I think because the game is balanced in a particular way, the RPG won't affect IA, in terms of gameplay or gear--the primary idea of playing them together is for the RPG to help IA actually have something resembling an immersive story, but maybe I'll tweak the game a little based on events in the RPG. I think this should be doable, but if no one's done anything more specifically like this, then I'll just have to go it alone.

I'll report back if anyone's interested in hearing how it went.

10 hours ago, refresh_daemon said:

I think because the game is balanced in a particular way, the RPG won't affect IA, in terms of gameplay or gear--the primary idea of playing them together is for the RPG to help IA actually have something resembling an immersive story, but maybe I'll tweak the game a little based on events in the RPG. I think this should be doable, but if no one's done anything more specifically like this, then I'll just have to go it alone.

I don't play IA, but the first problem I see is how are you going to incorporate the combat skills or talents? If you have a Commando/Sharpshooter with a slew of combat-focused talents and skills, will that affect IA at all? Will the talents and skills just be useless because there's no combat outside of IA?

I'm just not sure how you're going to be able to farm out an entire segment of the game to another medium without breaking the parts of game that connect to that segment.

The plan isn't as much to have all the elements translate directly from one game to another. When building the initial PCs, I'll base them on the characters in the IA box and try to match what they're trying to do. When players upgrade in the RPG, they upgrade in the RPG and it doesn't impact IA.

I don't think it's clear what I'm trying to do--I'm not mixing them together at the same time. They are played in separate sessions and are linked by a connected story.
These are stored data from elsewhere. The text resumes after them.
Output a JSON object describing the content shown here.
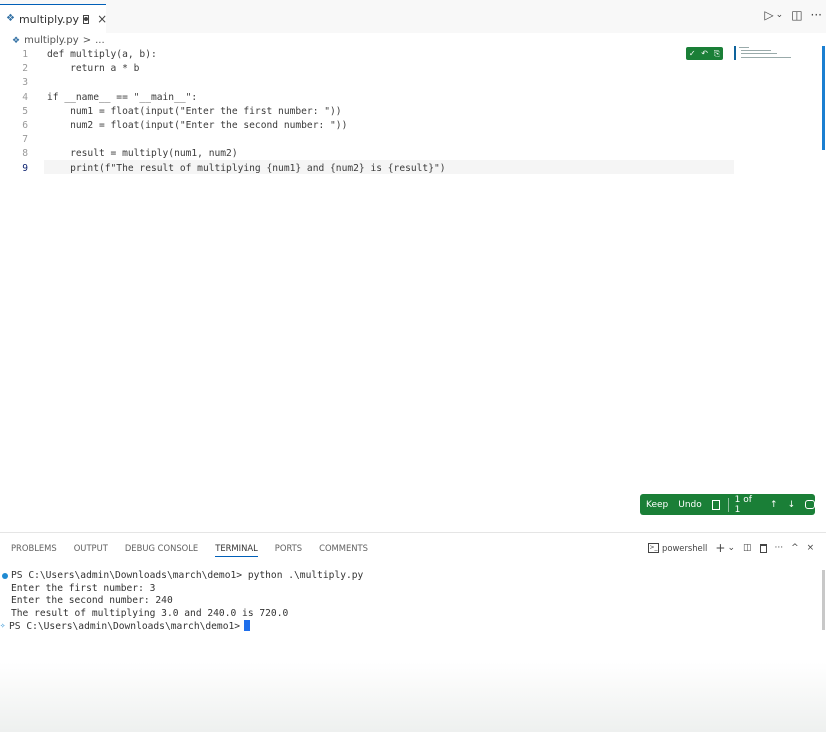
{
  "tab": {
    "filename": "multiply.py",
    "close": "×"
  },
  "tab_actions": {
    "run": "▷",
    "dropdown": "⌄",
    "split": "◫",
    "more": "···"
  },
  "breadcrumb": {
    "file": "multiply.py",
    "sep": ">",
    "more": "..."
  },
  "editor": {
    "active_line": 9,
    "lines": [
      {
        "num": "1",
        "code": "def multiply(a, b):"
      },
      {
        "num": "2",
        "code": "    return a * b"
      },
      {
        "num": "3",
        "code": ""
      },
      {
        "num": "4",
        "code": "if __name__ == \"__main__\":"
      },
      {
        "num": "5",
        "code": "    num1 = float(input(\"Enter the first number: \"))"
      },
      {
        "num": "6",
        "code": "    num2 = float(input(\"Enter the second number: \"))"
      },
      {
        "num": "7",
        "code": ""
      },
      {
        "num": "8",
        "code": "    result = multiply(num1, num2)"
      },
      {
        "num": "9",
        "code": "    print(f\"The result of multiplying {num1} and {num2} is {result}\")"
      }
    ]
  },
  "inline_accept": {
    "check": "✓",
    "undo": "↶",
    "copy": "⎘"
  },
  "keep_bar": {
    "keep": "Keep",
    "undo": "Undo",
    "counter": "1 of 1",
    "up": "↑",
    "down": "↓"
  },
  "panel": {
    "tabs": [
      "PROBLEMS",
      "OUTPUT",
      "DEBUG CONSOLE",
      "TERMINAL",
      "PORTS",
      "COMMENTS"
    ],
    "active_tab": "TERMINAL",
    "shell_name": "powershell",
    "actions": {
      "add": "+",
      "dropdown": "⌄",
      "split": "◫",
      "trash": "🗑",
      "more": "···",
      "maximize": "^",
      "close": "×"
    }
  },
  "terminal": {
    "lines": [
      "PS C:\\Users\\admin\\Downloads\\march\\demo1> python .\\multiply.py",
      "Enter the first number: 3",
      "Enter the second number: 240",
      "The result of multiplying 3.0 and 240.0 is 720.0",
      "PS C:\\Users\\admin\\Downloads\\march\\demo1>"
    ]
  },
  "colors": {
    "accent": "#005fb8",
    "keep_green": "#1a7f37",
    "terminal_blue": "#1f8ad2"
  }
}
Let me try to sketch it out:

Session 1: We play AoR. It's a mission that the PCs go on to find some intel about a secret base the Imperials have. Everything is done entirely by RPG rules with RPG characters. Those RPG characters are based on the IA characters and whichever character the PC players in the RPG is the same one they'll play in IA. At the end of the mission, they learn about an R&D facility that is building a new tech and decide to investigate.

Session 2: We play IA. It's the first mission of IA and the PCs play it entirely by IA rules. This mission has the PCs infiltrating a secret Imperial base to learn about the tech that's there. What happen in this game will impact the next session AoR.
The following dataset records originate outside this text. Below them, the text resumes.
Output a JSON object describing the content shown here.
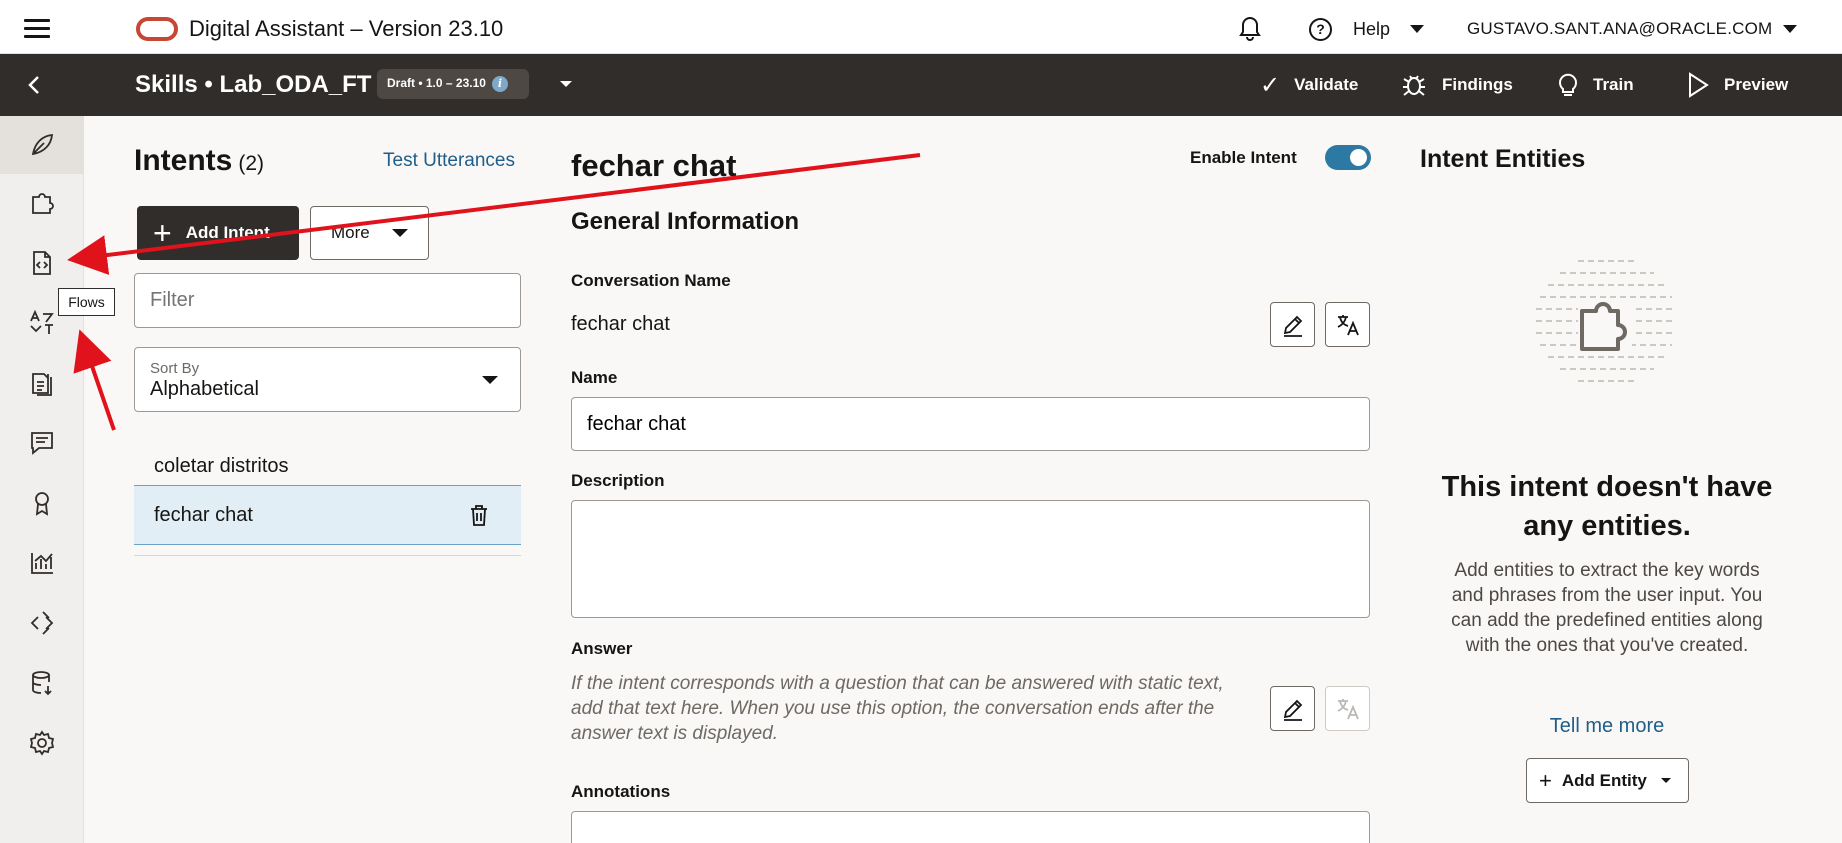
{
  "topbar": {
    "title": "Digital Assistant – Version 23.10",
    "help_label": "Help",
    "user_email": "GUSTAVO.SANT.ANA@ORACLE.COM",
    "brand_color": "#c74634"
  },
  "skillbar": {
    "title": "Skills • Lab_ODA_FT",
    "badge": "Draft • 1.0 – 23.10",
    "actions": {
      "validate": "Validate",
      "findings": "Findings",
      "train": "Train",
      "preview": "Preview"
    }
  },
  "rail": {
    "items": [
      "leaf-icon",
      "puzzle-icon",
      "flows-icon",
      "translate-icon",
      "documents-icon",
      "chat-icon",
      "badge-icon",
      "analytics-icon",
      "code-icon",
      "database-icon",
      "gear-icon"
    ],
    "tooltip": "Flows"
  },
  "intents": {
    "title": "Intents",
    "count": "(2)",
    "test_utterances": "Test Utterances",
    "add_intent": "Add Intent",
    "more": "More",
    "filter_placeholder": "Filter",
    "sort_label": "Sort By",
    "sort_value": "Alphabetical",
    "items": [
      {
        "label": "coletar distritos",
        "selected": false
      },
      {
        "label": "fechar chat",
        "selected": true
      }
    ]
  },
  "form": {
    "intent_name": "fechar chat",
    "enable_label": "Enable Intent",
    "enabled": true,
    "section_title": "General Information",
    "conversation_name_label": "Conversation Name",
    "conversation_name_value": "fechar chat",
    "name_label": "Name",
    "name_value": "fechar chat",
    "description_label": "Description",
    "description_value": "",
    "answer_label": "Answer",
    "answer_placeholder": "If the intent corresponds with a question that can be answered with static text, add that text here. When you use this option, the conversation ends after the answer text is displayed.",
    "annotations_label": "Annotations"
  },
  "entities": {
    "title": "Intent Entities",
    "empty_title": "This intent doesn't have any entities.",
    "empty_desc": "Add entities to extract the key words and phrases from the user input. You can add the predefined entities along with the ones that you've created.",
    "tell_more": "Tell me more",
    "add_entity": "Add Entity"
  },
  "colors": {
    "header_dark": "#312d2a",
    "accent_teal": "#2c7aa3",
    "link_blue": "#1f5e8a",
    "selected_bg": "#e1eef6",
    "annotation_red": "#e0121b"
  }
}
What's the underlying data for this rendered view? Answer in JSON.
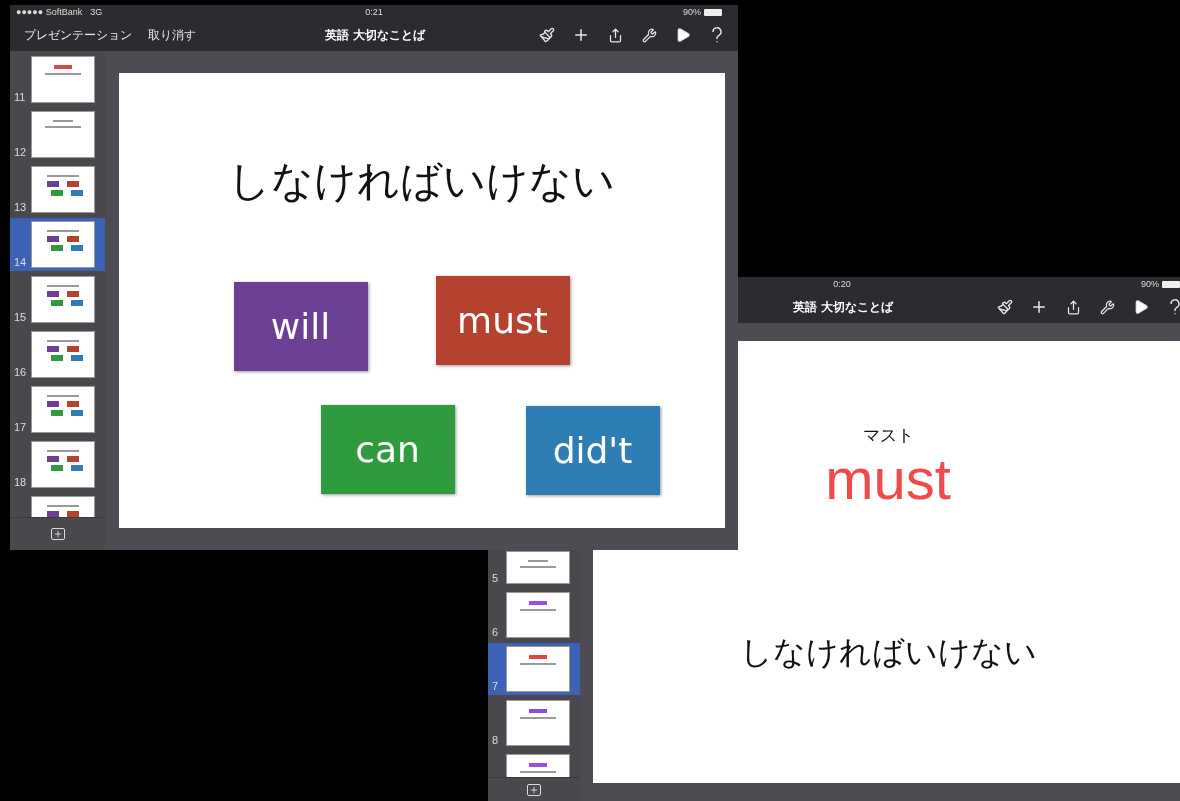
{
  "windows": [
    {
      "status_bar": {
        "carrier": "●●●●● SoftBank",
        "network": "3G",
        "time": "0:21",
        "battery": "90%"
      },
      "toolbar": {
        "left_buttons": [
          "プレゼンテーション",
          "取り消す"
        ],
        "title": "英語 大切なことば"
      },
      "slide_list": [
        {
          "number": "11",
          "selected": false,
          "kind": "word",
          "color": "#e0483f"
        },
        {
          "number": "12",
          "selected": false,
          "kind": "text"
        },
        {
          "number": "13",
          "selected": false,
          "kind": "tiles",
          "tiles": [
            {
              "color": "#6b3f93"
            },
            {
              "color": "#b5412f"
            },
            {
              "color": "#2f9a3e"
            },
            {
              "color": "#2e7db5"
            }
          ]
        },
        {
          "number": "14",
          "selected": true,
          "kind": "tiles",
          "tiles": [
            {
              "color": "#6b3f93"
            },
            {
              "color": "#b5412f"
            },
            {
              "color": "#2f9a3e"
            },
            {
              "color": "#2e7db5"
            }
          ]
        },
        {
          "number": "15",
          "selected": false,
          "kind": "tiles",
          "tiles": [
            {
              "color": "#6b3f93"
            },
            {
              "color": "#b5412f"
            },
            {
              "color": "#2f9a3e"
            },
            {
              "color": "#2e7db5"
            }
          ]
        },
        {
          "number": "16",
          "selected": false,
          "kind": "tiles",
          "tiles": [
            {
              "color": "#6b3f93"
            },
            {
              "color": "#b5412f"
            },
            {
              "color": "#2f9a3e"
            },
            {
              "color": "#2e7db5"
            }
          ]
        },
        {
          "number": "17",
          "selected": false,
          "kind": "tiles",
          "tiles": [
            {
              "color": "#6b3f93"
            },
            {
              "color": "#b5412f"
            },
            {
              "color": "#2f9a3e"
            },
            {
              "color": "#2e7db5"
            }
          ]
        },
        {
          "number": "18",
          "selected": false,
          "kind": "tiles",
          "tiles": [
            {
              "color": "#6b3f93"
            },
            {
              "color": "#b5412f"
            },
            {
              "color": "#2f9a3e"
            },
            {
              "color": "#2e7db5"
            }
          ]
        },
        {
          "selected": false,
          "kind": "tiles",
          "tiles": [
            {
              "color": "#6b3f93"
            },
            {
              "color": "#b5412f"
            }
          ]
        }
      ],
      "slide": {
        "kind": "tiles",
        "title": "しなければいけない",
        "tiles": [
          {
            "label": "will",
            "color": "#6b3f93"
          },
          {
            "label": "must",
            "color": "#b5412f"
          },
          {
            "label": "can",
            "color": "#2f9a3e"
          },
          {
            "label": "did't",
            "color": "#2e7db5"
          }
        ]
      }
    },
    {
      "status_bar": {
        "time": "0:20",
        "battery": "90%"
      },
      "toolbar": {
        "title": "英語 大切なことば"
      },
      "slide_list": [
        {
          "number": "5",
          "selected": false,
          "kind": "text"
        },
        {
          "number": "6",
          "selected": false,
          "kind": "word",
          "color": "#9b4fe0"
        },
        {
          "number": "7",
          "selected": true,
          "kind": "word",
          "color": "#e0483f"
        },
        {
          "number": "8",
          "selected": false,
          "kind": "word",
          "color": "#8a4fd8"
        },
        {
          "selected": false,
          "kind": "word",
          "color": "#9b4fe0"
        }
      ],
      "slide": {
        "kind": "word",
        "reading": "マスト",
        "word": "must",
        "color": "#f04a4a",
        "meaning": "しなければいけない"
      }
    }
  ]
}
Session 3: We play AoR. It's a session that puts the players in the outcome of the IA mission. They have to either deal with their loss (and how it relates to the next IA mission) or learn something from their success, which leads into the next AI mission).

In each case, the two games are being played separately. If there's combat it's done by the rules of the game that we're playing at the time. Mechanically, the games will not be connected except that maybe finding/buying equipment in one game will lead to acquiring that same gear in another (primarily going the way of IA->AoR because of game balance issues).

The goal is to use AoR to add story and context to IA, which is quite light on both, to help enhance the feeling of immersion and the stakes of IA, but the games will not be mixed in any given session.